There was a short pause while I listened to airport noises. Then he went on:
“About six years ago, I opened that book myself, or that year’s equivalent. Just casually, when I was sitting in the kitchen, and she was doing some cooking. You know, just flicked it open absent-mindedly while I was saying something. She noticed immediately and told me she wasn’t happy about it. In fact, that’s when she told me she would saw my balls off. She was wielding this rolling pin at the time, so I pointed out she couldn’t very well do what she was threatening with a rolling pin. That’s when she said the rolling pin was for afterwards. For what she’d do to them once she’d cut them off.”

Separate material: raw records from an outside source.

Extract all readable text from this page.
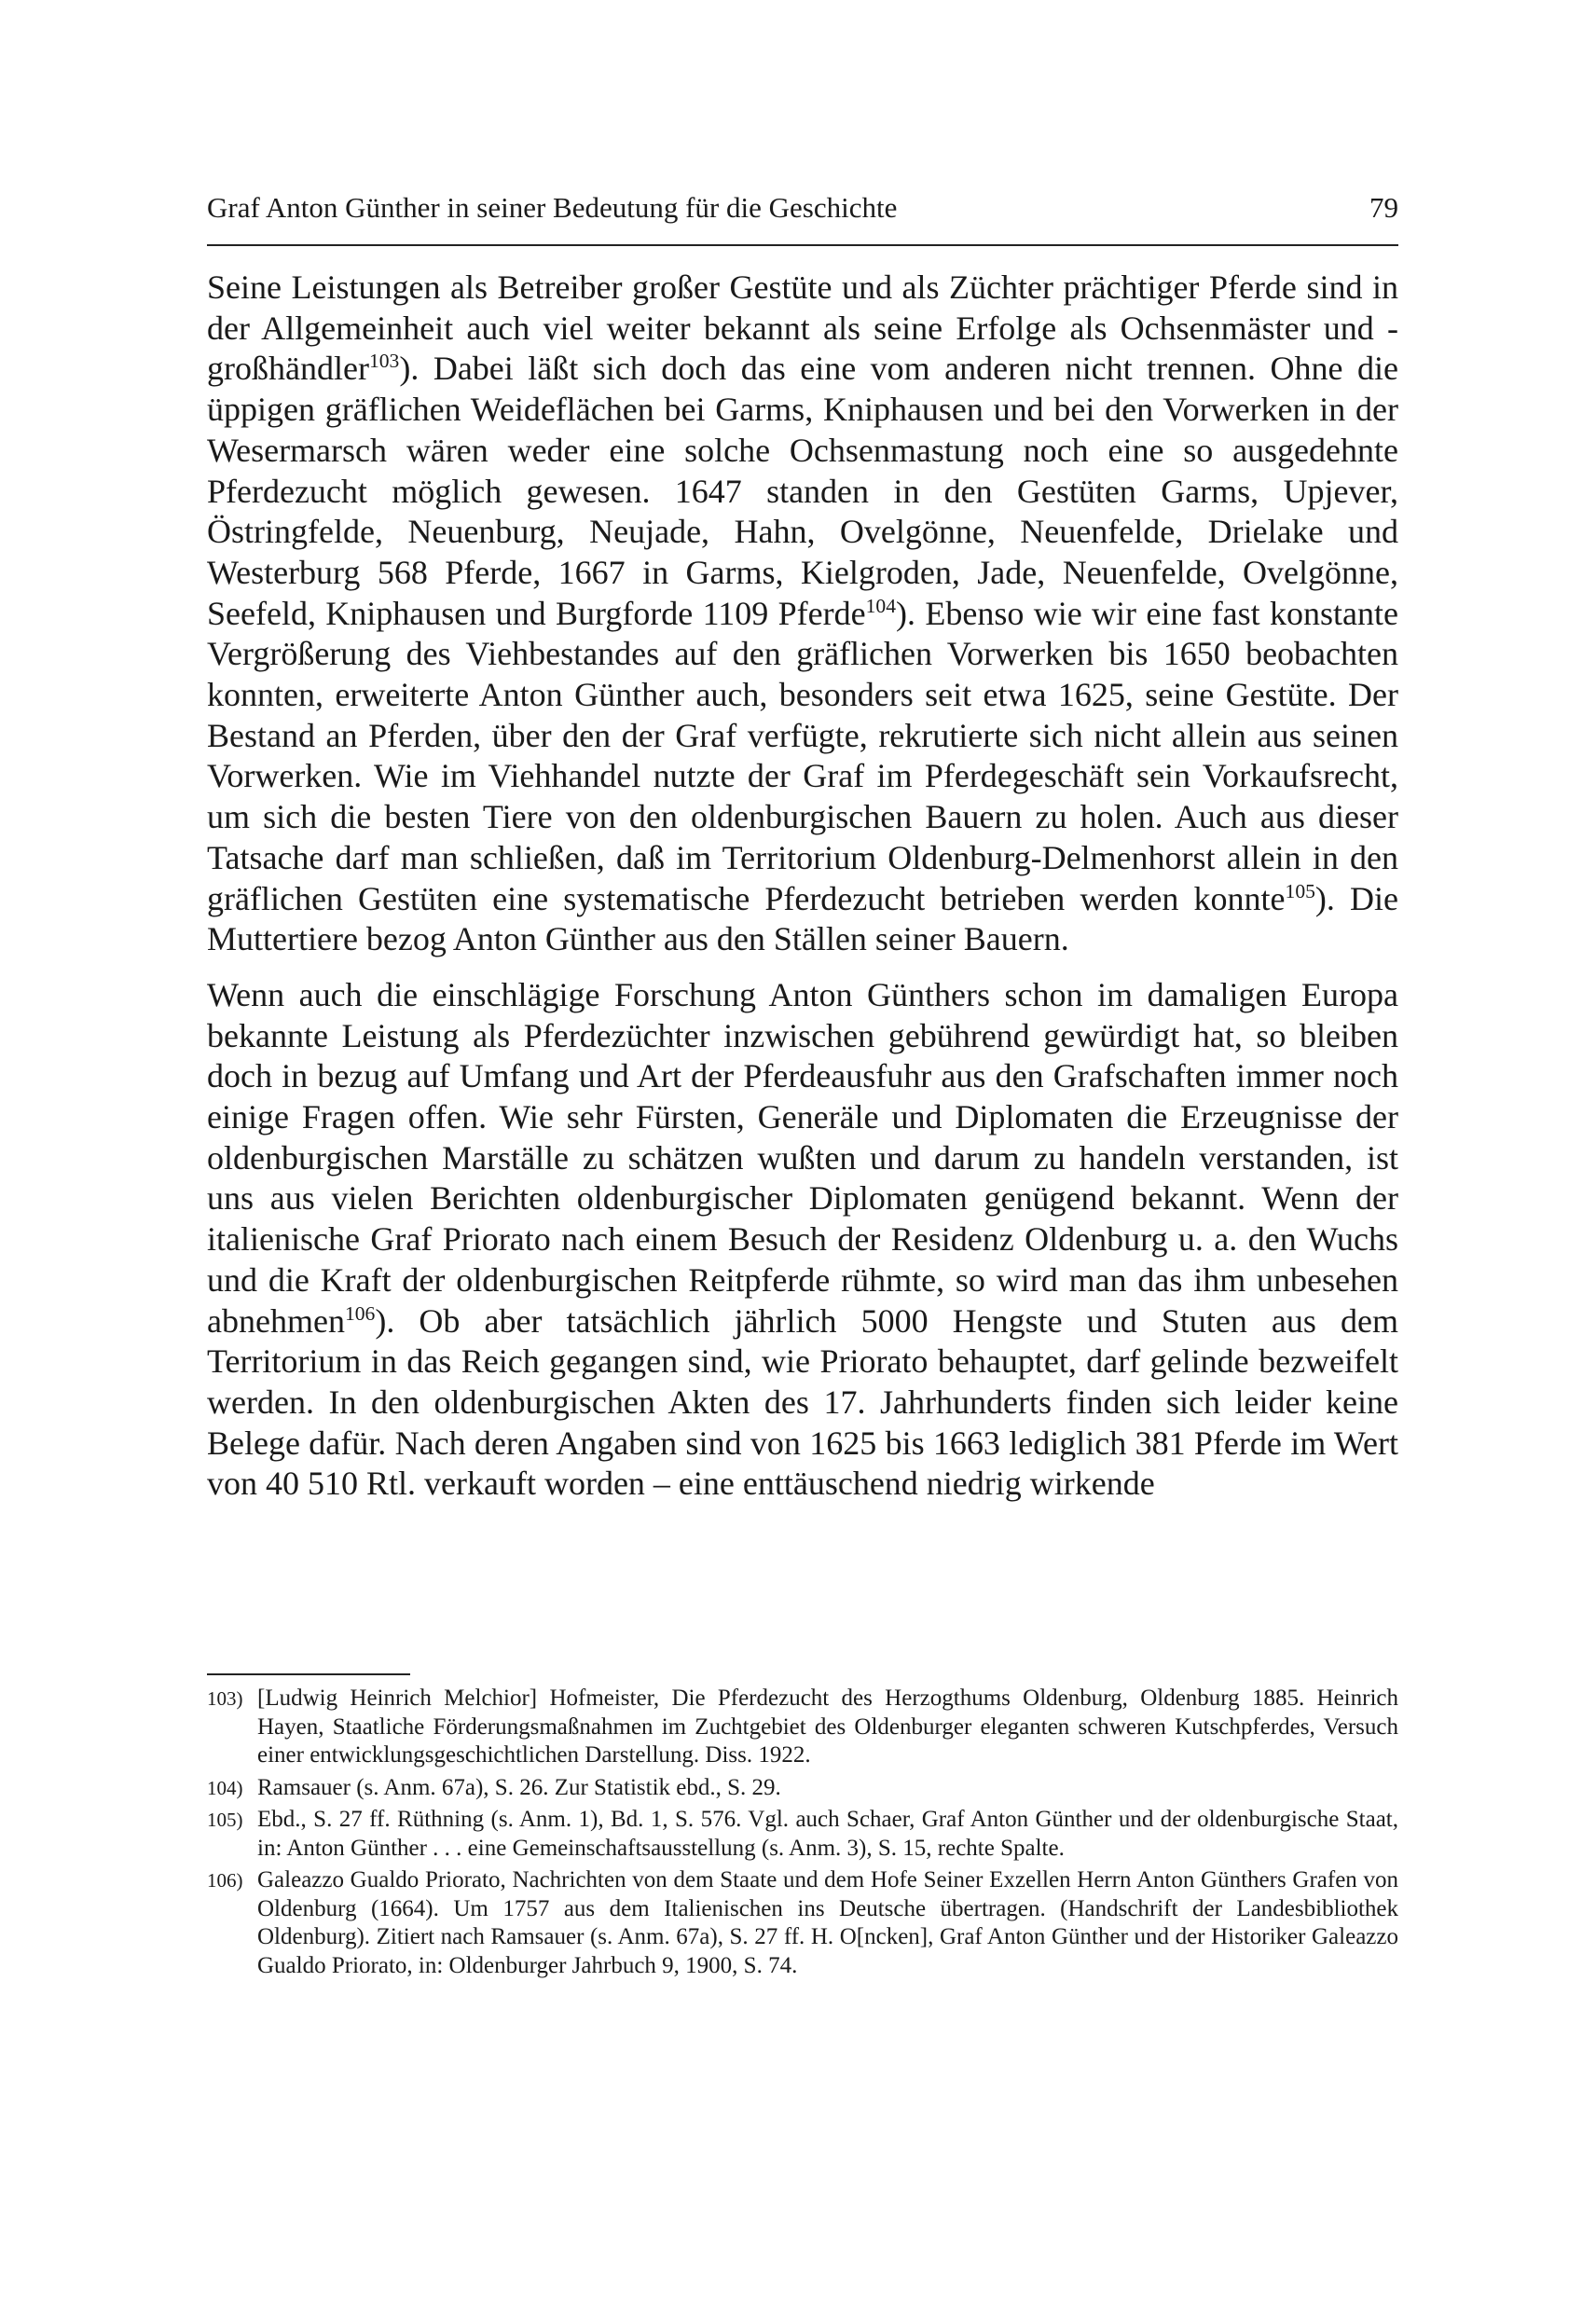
Graf Anton Günther in seiner Bedeutung für die Geschichte	79

Seine Leistungen als Betreiber großer Gestüte und als Züchter prächtiger Pferde sind in der Allgemeinheit auch viel weiter bekannt als seine Erfolge als Ochsenmäster und -großhändler$^{103}$). Dabei läßt sich doch das eine vom anderen nicht trennen. Ohne die üppigen gräflichen Weideflächen bei Garms, Kniphausen und bei den Vorwerken in der Wesermarsch wären weder eine solche Ochsenmastung noch eine so ausgedehnte Pferdezucht möglich gewesen. 1647 standen in den Gestüten Garms, Upjever, Östringfelde, Neuenburg, Neujade, Hahn, Ovelgönne, Neuenfelde, Drielake und Westerburg 568 Pferde, 1667 in Garms, Kielgroden, Jade, Neuenfelde, Ovelgönne, Seefeld, Kniphausen und Burgforde 1109 Pferde$^{104}$). Ebenso wie wir eine fast konstante Vergrößerung des Viehbestandes auf den gräflichen Vorwerken bis 1650 beobachten konnten, erweiterte Anton Günther auch, besonders seit etwa 1625, seine Gestüte. Der Bestand an Pferden, über den der Graf verfügte, rekrutierte sich nicht allein aus seinen Vorwerken. Wie im Viehhandel nutzte der Graf im Pferdegeschäft sein Vorkaufsrecht, um sich die besten Tiere von den oldenburgischen Bauern zu holen. Auch aus dieser Tatsache darf man schließen, daß im Territorium Oldenburg-Delmenhorst allein in den gräflichen Gestüten eine systematische Pferdezucht betrieben werden konnte$^{105}$). Die Muttertiere bezog Anton Günther aus den Ställen seiner Bauern.

Wenn auch die einschlägige Forschung Anton Günthers schon im damaligen Europa bekannte Leistung als Pferdezüchter inzwischen gebührend gewürdigt hat, so bleiben doch in bezug auf Umfang und Art der Pferdeausfuhr aus den Grafschaften immer noch einige Fragen offen. Wie sehr Fürsten, Generäle und Diplomaten die Erzeugnisse der oldenburgischen Marställe zu schätzen wußten und darum zu handeln verstanden, ist uns aus vielen Berichten oldenburgischer Diplomaten genügend bekannt. Wenn der italienische Graf Priorato nach einem Besuch der Residenz Oldenburg u. a. den Wuchs und die Kraft der oldenburgischen Reitpferde rühmte, so wird man das ihm unbesehen abnehmen$^{106}$). Ob aber tatsächlich jährlich 5000 Hengste und Stuten aus dem Territorium in das Reich gegangen sind, wie Priorato behauptet, darf gelinde bezweifelt werden. In den oldenburgischen Akten des 17. Jahrhunderts finden sich leider keine Belege dafür. Nach deren Angaben sind von 1625 bis 1663 lediglich 381 Pferde im Wert von 40 510 Rtl. verkauft worden – eine enttäuschend niedrig wirkende

103) [Ludwig Heinrich Melchior] Hofmeister, Die Pferdezucht des Herzogthums Oldenburg, Oldenburg 1885. Heinrich Hayen, Staatliche Förderungsmaßnahmen im Zuchtgebiet des Oldenburger eleganten schweren Kutschpferdes, Versuch einer entwicklungsgeschichtlichen Darstellung. Diss. 1922.
104) Ramsauer (s. Anm. 67a), S. 26. Zur Statistik ebd., S. 29.
105) Ebd., S. 27 ff. Rüthning (s. Anm. 1), Bd. 1, S. 576. Vgl. auch Schaer, Graf Anton Günther und der oldenburgische Staat, in: Anton Günther . . . eine Gemeinschaftsausstellung (s. Anm. 3), S. 15, rechte Spalte.
106) Galeazzo Gualdo Priorato, Nachrichten von dem Staate und dem Hofe Seiner Exzellen Herrn Anton Günthers Grafen von Oldenburg (1664). Um 1757 aus dem Italienischen ins Deutsche übertragen. (Handschrift der Landesbibliothek Oldenburg). Zitiert nach Ramsauer (s. Anm. 67a), S. 27 ff. H. O[ncken], Graf Anton Günther und der Historiker Galeazzo Gualdo Priorato, in: Oldenburger Jahrbuch 9, 1900, S. 74.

A flight announcement went off in the background.
“So what do you suggest I do?” I asked.
“What can you do? Just keep smoothing the pages down. Maybe she won’t notice.”
“I’ve been trying that and it just doesn’t work. There’s no way she won’t notice…”
“Look, Ray, I’ve got a lot on my mind. What I’m trying to tell you is that all these men Emily dreams about, they’re not really potential lovers. They’re just figures she thinks are wonderful because she believes they’ve accomplished so much. She doesn’t see their warts. Their sheer… brutality . They’re all out of her league anyway. The point is, and this is what’s so pathetically sad and ironic about all this, the point is, at the bottom of it all, she loves me . She still loves me. I can tell, I can tell.”